Design des territoires veut ainsi répondre, par le design et la création, à des enjeux à la fois politiques, écologiques avec une relation très étroite aux territoires et à leurs ressources, mais aussi pédagogique. « Nous avons l’ambition de réinventer, d’expérimenter un autre modèle d’école basé sur le terrain, le « faire ». On doit pouvoir penser la formation dans une relation très étroite aux questions de la réalité sociale, politique et écologique », souligne Emmanuel Tibloux. Les étudiants seront amenés à rencontrer de nombreux interlocuteurs – habitants, élus, associations… - avant de tracer des premières pistes et d’élaborer des prototypes.
Habitat, tourisme, mobilité, santé parmi les thèmes abordés
Parmi les cinq nouvelles écoles du dispositif, celle des mondes forestiers, dans le Pays de Bitche situé au cœur du Parc naturel régional des Vosges du Nord, à quelques encablures de la frontière franco-allemande. « C’est une « île » qui a quelque chose d’hostile : il est difficile d’y accéder, elle est isolée et souffre d’un manque de notoriété mais c’est un pays de sources et de ressources », décrit Nicolas Verschaeve, encadrant pédagogique pour ce territoire. Cette première promotion vosgienne aura pour projet de travailler sur les questions d’habitabilité, de cohabitation entre la production et la préservation par la redynamisation de la filière bois et de mise en tourisme de la région. Six étudiants – un architecte, deux paysagistes et trois designers – vont s’y atteler. « J’avais envie de travailler sur du plus long terme en investissant un territoire pendant un an pour confronter les méthodologies et les savoir-faire », confie la designeuse Alice Roux.

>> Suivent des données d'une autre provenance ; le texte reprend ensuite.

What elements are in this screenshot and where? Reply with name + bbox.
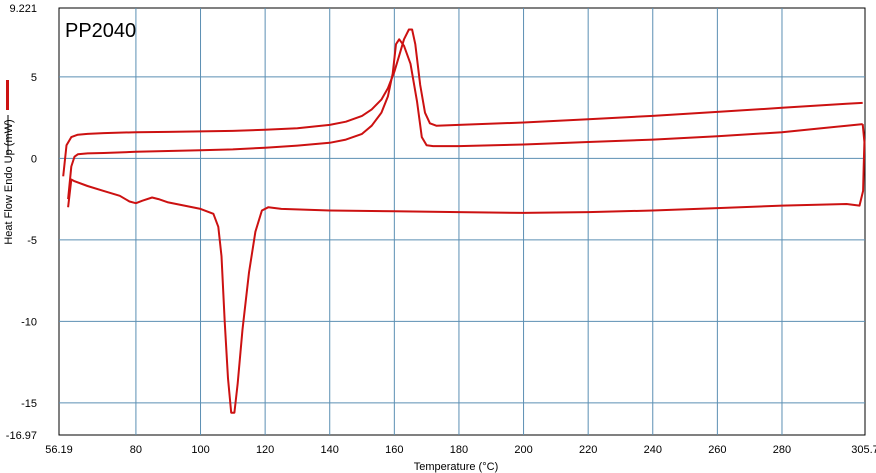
- y-axis-ticks: 9.221 5 0 -5 -10 -15 -16.97: [6, 3, 37, 442]
- grid: [59, 8, 865, 435]
- x-tick-label: 260: [708, 444, 726, 456]
- legend-swatch-group: [6, 80, 9, 155]
- x-axis-title: Temperature (°C): [414, 461, 498, 473]
- y-axis-title: Heat Flow Endo Up (mW): [3, 119, 15, 244]
- x-tick-label: 200: [514, 444, 532, 456]
- x-tick-label: 100: [191, 444, 209, 456]
- y-tick-label: 9.221: [9, 3, 37, 15]
- y-tick-label: -16.97: [6, 430, 37, 442]
- x-tick-label: 240: [644, 444, 662, 456]
- y-tick-label: -10: [21, 316, 37, 328]
- x-tick-label: 120: [256, 444, 274, 456]
- y-tick-label: -5: [27, 235, 37, 247]
- x-tick-label: 220: [579, 444, 597, 456]
- x-tick-label: 140: [321, 444, 339, 456]
- series-layer: [62, 28, 866, 414]
- x-tick-label: 80: [130, 444, 142, 456]
- series-line: [67, 38, 863, 200]
- x-tick-label: 180: [450, 444, 468, 456]
- chart-title: PP2040: [65, 20, 136, 42]
- y-tick-label: 5: [31, 72, 37, 84]
- x-tick-label: 160: [385, 444, 403, 456]
- y-tick-label: 0: [31, 153, 37, 165]
- x-axis-ticks: 56.19 80 100 120 140 160 180 200 220 240 260 280 305…: [45, 444, 876, 456]
- x-tick-label: 56.19: [45, 444, 73, 456]
- x-tick-label: 280: [773, 444, 791, 456]
- y-tick-label: -15: [21, 398, 37, 410]
- plot-area: [58, 7, 866, 436]
- y-axis-title-group: Heat Flow Endo Up (mW): [3, 119, 15, 244]
- legend-swatch-top: [6, 80, 9, 110]
- series-line: [67, 124, 866, 414]
- x-tick-label: 305.7: [851, 444, 876, 456]
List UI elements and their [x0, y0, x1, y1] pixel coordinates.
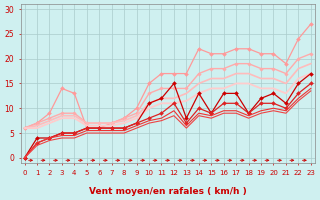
X-axis label: Vent moyen/en rafales ( km/h ): Vent moyen/en rafales ( km/h ) [89, 187, 247, 196]
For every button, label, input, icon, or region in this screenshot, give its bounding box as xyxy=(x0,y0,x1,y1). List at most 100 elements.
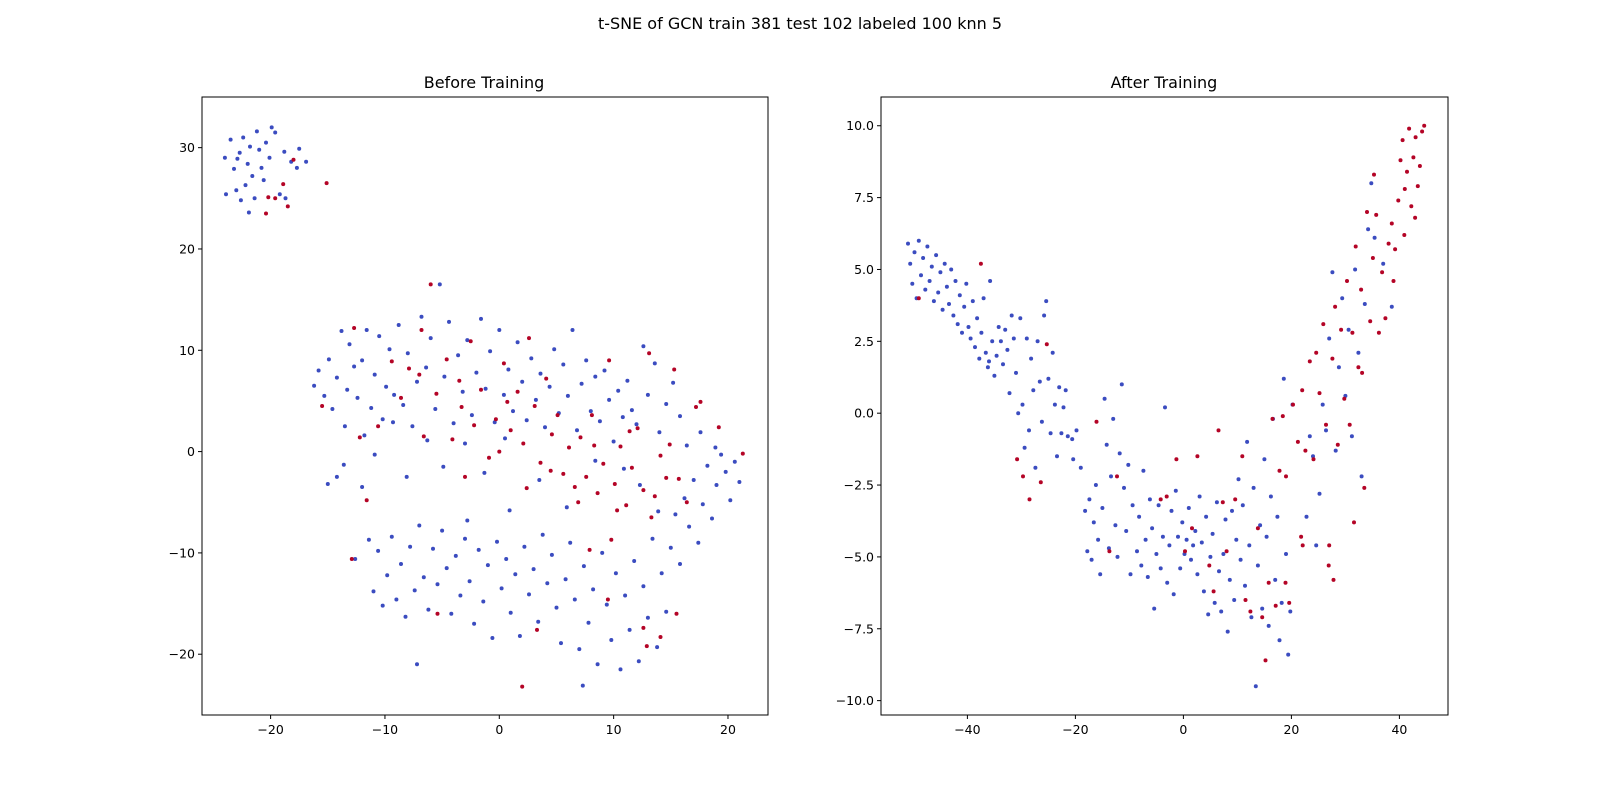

Le programme se déploie également dans les territoires d’outre-mer, plus précisément au sud de l’île de La Réunion, où la transmission orale est encore très présente et où la langue créole constitue une part importante de l’identité locale. Encadrés par Yannick Aly-Béril et la designeuse Johanna Grégoire, les étudiants se questionneront sur la mobilité, le coût de la vie, la santé et l’environnement. Ils seront accueillis dans deux villes différentes : Sainte-Rose en milieu rural, et Le Tampon, l’une des plus grosses villes de La Réunion. Les rentrées de ces 35 étudiants s’échelonneront jusqu’au mois d’octobre.
Nontron, premier territoire d’expérimentation
C’est à Nontron qu’a été lancée en 2018 la première expérimentation de ce programme Design des territoires. Depuis, trois promotions ont travaillé sur des thématiques comme le vieillissement en milieu rural, l’usage de l’eau ou la question du genre. Le dernier groupe d’étudiants en date a multiplié les projets à différentes échelles et temporalités. Ils ont ainsi lancé la Loco, implantée dans l’ancienne gare de Nontron, sur une ancienne friche ferroviaire. Les praticiens vont accompagner la commune pendant plusieurs années pour imaginer le futur du site avec la conception d’objets et une programmation avec les associations locales. Ces initiatives sur du plus long terme ont conduit les étudiants à créer un collectif, La Mitoyenne, afin de pérenniser leur implantation sur le territoire.